Last December, President Donald Trump said that he would also give Kennedy the freedom to investigate the potential link between vaccines and autism.
“When you look at some of the problems, when you look at what’s going on with disease and sickness in our country, something’s wrong,” Trump said in December.
“I think somebody has to find out. If you go back 25 years ago, you had very little autism.”
Kennedy has said for years that autism is likely tied to childhood vaccines.
At Trump’s April 10 cabinet meeting, Kennedy announced that HHS has “launched a massive testing and research effort that’s going to involve hundreds of scientists from around the world” to determine what has caused autism rates to spike in recent years.
“By September, we will know what has caused the autism epidemic, and we'll be able to eliminate those exposures,” he noted.
For parents and vaccine safety advocates such as Scott Shoemaker and MaryJo Perry, extensively studying potential links between childhood vaccines and autism is long overdue.
Shoemaker told The Epoch Times that his son was diagnosed with autism at the age of 15 months.
“The bottom line is we want the truth,” said Shoemaker, who is president of Health Freedom Ohio. “We want safe products for our kids. We don’t want big pharma to just say vaccines are safe and effective.”

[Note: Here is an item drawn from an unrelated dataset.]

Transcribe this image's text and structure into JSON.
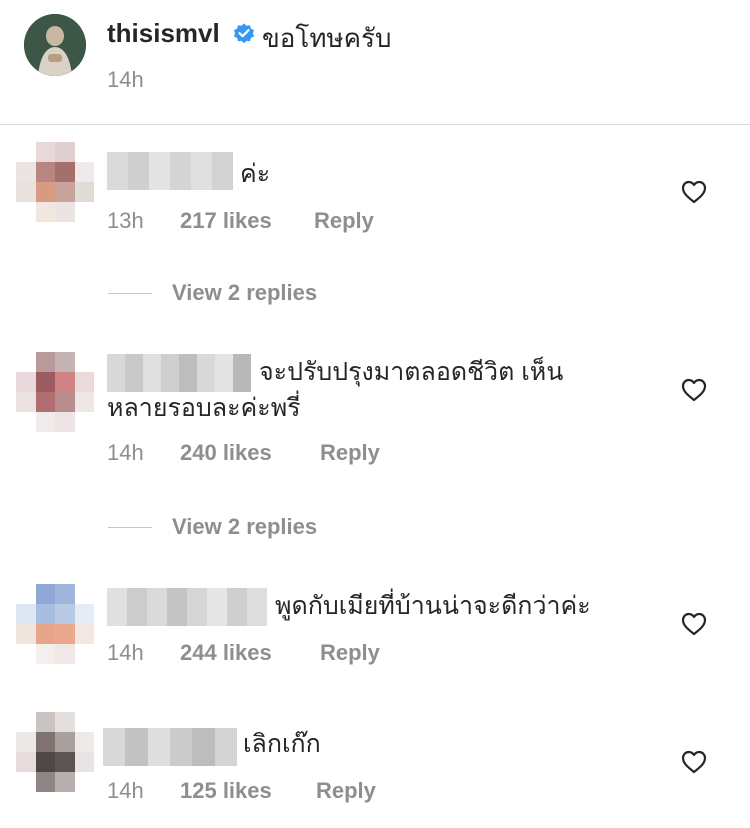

“That needs to happen,” Perry told The Epoch Times. “There is no liability and no accountability for pharmaceutical companies. That needs to change.”
Perry, who is president of Mississippi Parents for Vaccine Rights, said that all vaccines should undergo extensive safety studies and results should be “accurate and transparent.”
“If it’s good and safe, parents will use it,” she said. “You won’t have to coerce parents if it’s good and safe.”